In the Bakken, WPX tripled oil production from the first quarter to the fourth quarter of 2011. Given its low liquids production base, it would seem a good move to purchase additional acreage in the Bakken. A company like Kodiak (KOG) would be a nice fit in my opinion. WPX had five rigs in the play at the end of 2011, and plans a sixth at mid-year. All of its acreage will be held by production by year end. Each rig will drill 10 wells/year. Given the number of rigs, WPX is planning approximately 56 wells in the Bakken/Three Forks. It is spending more 2012 cap ex in the Williston Basin than any other of its plays. I would be careful with this stock, as it is gas heavy.
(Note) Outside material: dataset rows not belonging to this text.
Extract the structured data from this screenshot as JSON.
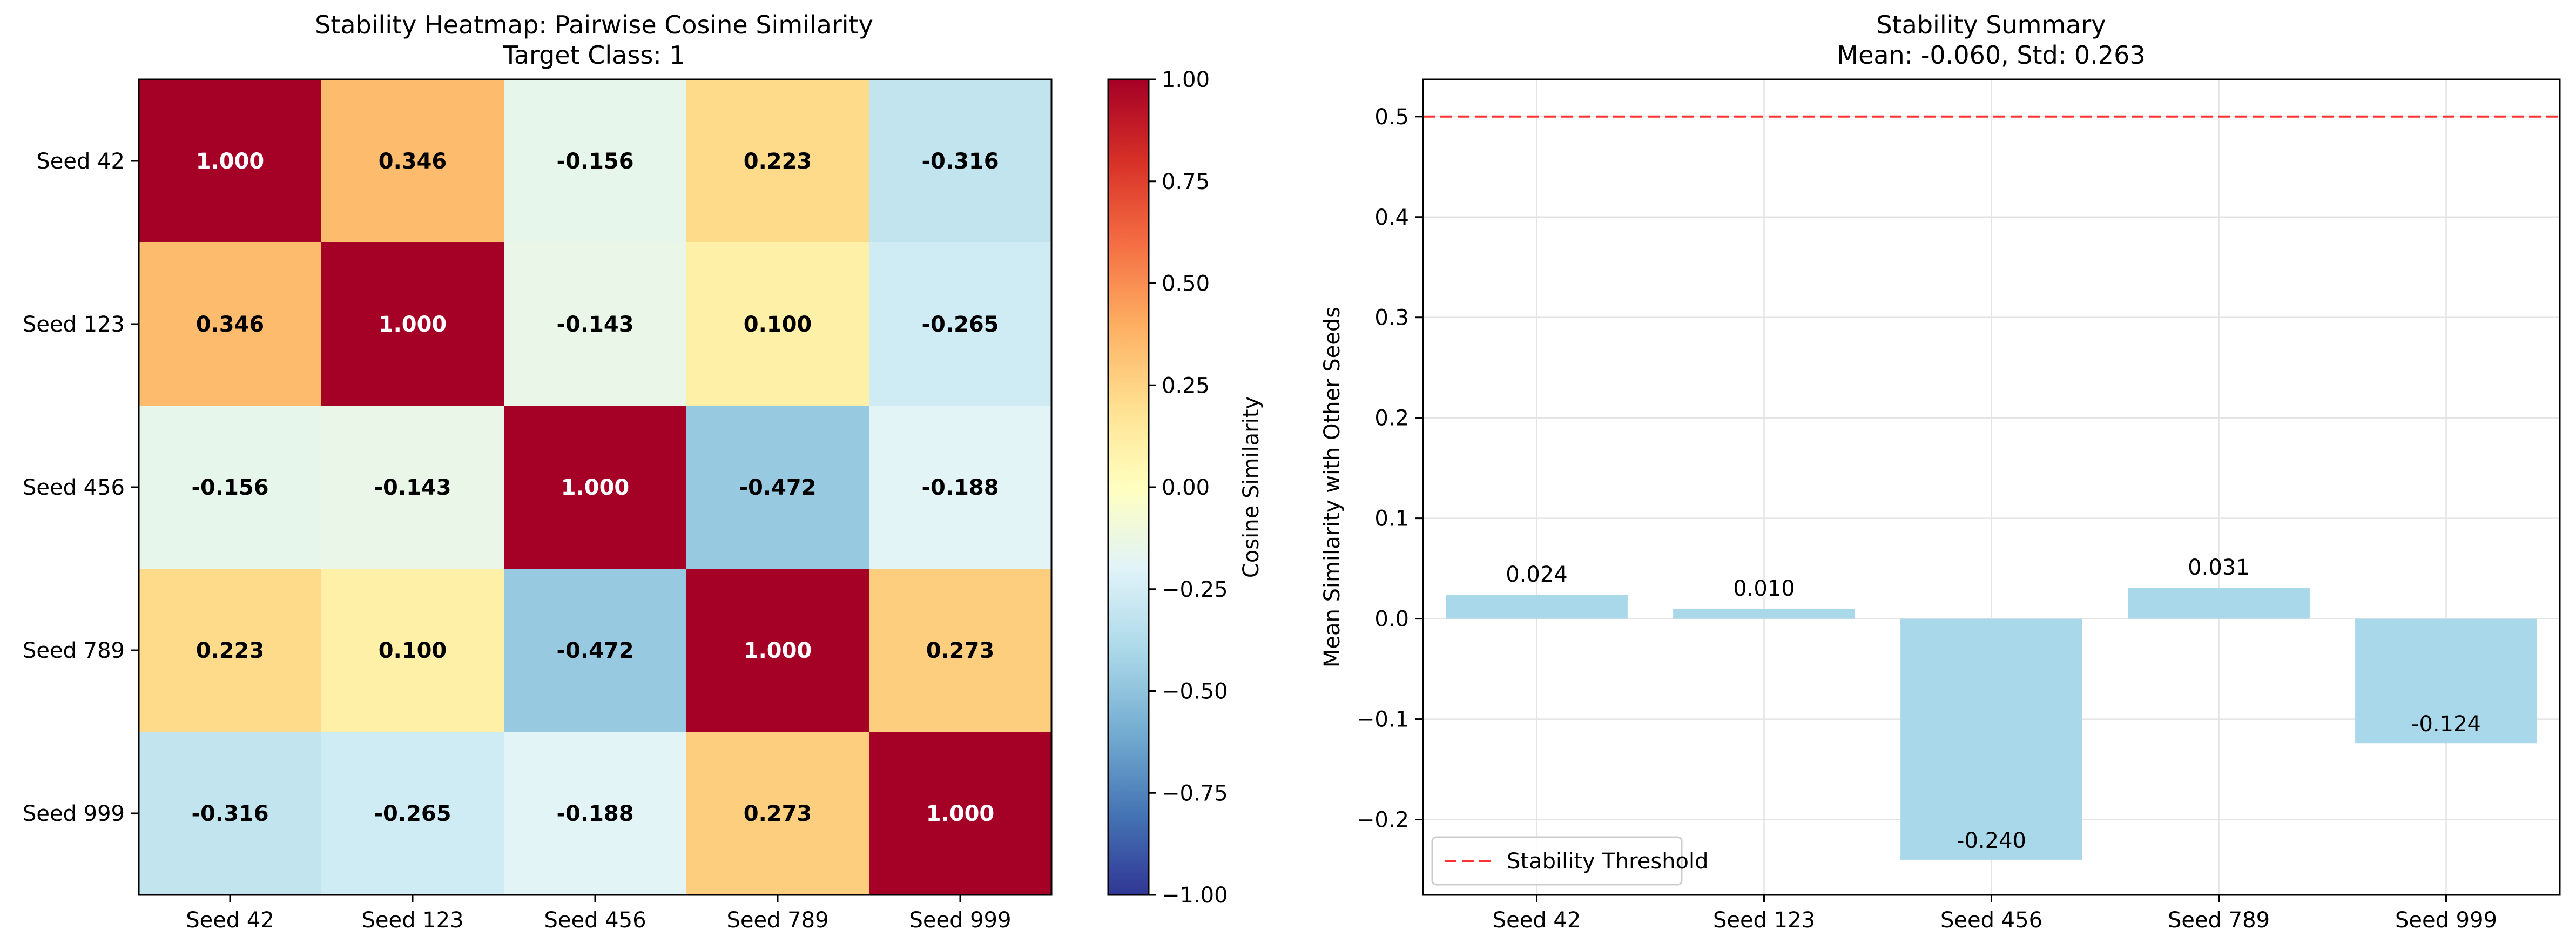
{
  "chart_data": [
    {
      "type": "heatmap",
      "title": "Stability Heatmap: Pairwise Cosine Similarity",
      "subtitle": "Target Class: 1",
      "row_labels": [
        "Seed 42",
        "Seed 123",
        "Seed 456",
        "Seed 789",
        "Seed 999"
      ],
      "col_labels": [
        "Seed 42",
        "Seed 123",
        "Seed 456",
        "Seed 789",
        "Seed 999"
      ],
      "values": [
        [
          1.0,
          0.346,
          -0.156,
          0.223,
          -0.316
        ],
        [
          0.346,
          1.0,
          -0.143,
          0.1,
          -0.265
        ],
        [
          -0.156,
          -0.143,
          1.0,
          -0.472,
          -0.188
        ],
        [
          0.223,
          0.1,
          -0.472,
          1.0,
          0.273
        ],
        [
          -0.316,
          -0.265,
          -0.188,
          0.273,
          1.0
        ]
      ],
      "cell_labels": [
        [
          "1.000",
          "0.346",
          "-0.156",
          "0.223",
          "-0.316"
        ],
        [
          "0.346",
          "1.000",
          "-0.143",
          "0.100",
          "-0.265"
        ],
        [
          "-0.156",
          "-0.143",
          "1.000",
          "-0.472",
          "-0.188"
        ],
        [
          "0.223",
          "0.100",
          "-0.472",
          "1.000",
          "0.273"
        ],
        [
          "-0.316",
          "-0.265",
          "-0.188",
          "0.273",
          "1.000"
        ]
      ],
      "colormap": "RdYlBu_r",
      "vmin": -1.0,
      "vmax": 1.0,
      "colorbar": {
        "label": "Cosine Similarity",
        "ticks": [
          1.0,
          0.75,
          0.5,
          0.25,
          0.0,
          -0.25,
          -0.5,
          -0.75,
          -1.0
        ],
        "tick_labels": [
          "1.00",
          "0.75",
          "0.50",
          "0.25",
          "0.00",
          "−0.25",
          "−0.50",
          "−0.75",
          "−1.00"
        ]
      }
    },
    {
      "type": "bar",
      "title": "Stability Summary",
      "subtitle": "Mean: -0.060, Std: 0.263",
      "categories": [
        "Seed 42",
        "Seed 123",
        "Seed 456",
        "Seed 789",
        "Seed 999"
      ],
      "values": [
        0.024,
        0.01,
        -0.24,
        0.031,
        -0.124
      ],
      "value_labels": [
        "0.024",
        "0.010",
        "-0.240",
        "0.031",
        "-0.124"
      ],
      "ylabel": "Mean Similarity with Other Seeds",
      "xlabel": "",
      "ylim": [
        -0.275,
        0.537
      ],
      "yticks": [
        0.5,
        0.4,
        0.3,
        0.2,
        0.1,
        0.0,
        -0.1,
        -0.2
      ],
      "ytick_labels": [
        "0.5",
        "0.4",
        "0.3",
        "0.2",
        "0.1",
        "0.0",
        "−0.1",
        "−0.2"
      ],
      "bar_color": "#a8d8ea",
      "threshold": {
        "value": 0.5,
        "label": "Stability Threshold",
        "color": "#ff3333"
      },
      "grid": true,
      "legend_position": "lower-left"
    }
  ]
}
Linn Energy (LINE) is another Bakken producer that had hedging losses. Without this loss, it would have reported $.51 share, which met analyst estimates. It posted fourth quarter revenues or $326.4 million compared to analyst estimates of $360 million. Oil and gas derivative losses were more than $210 million. Linn is 100% hedged in oil and natural gas which makes its 7.5% dividend possible.
Linn has quietly built a 17,000 net acre position in the Bakken. In the fourth quarter of last year, its net production in the Bakken in 3500 Boe/d. Since mid-year of 2011, it has increased production 40%, mostly through acquisitions. Linn plans to spend another $54 million this year.
In summary, derivative losses continue to be a problem. Low Bakken selling cost has also been difficult. Denbury seems very well positioned. LLS is selling for a premium to WTI. Denbury is well positioned. Linn Energy is fully hedged and protected from price swings in the market. SM Energy continues to do well, but I would like to see it push liquids production harder. QEP and WPX both produce mostly natural gas. Since we could see natural gas prices continue to struggle, both of these companies could struggle too.
Disclosure: I am long KOG.
Additional disclosure: This article is not a buy or sell recommendation.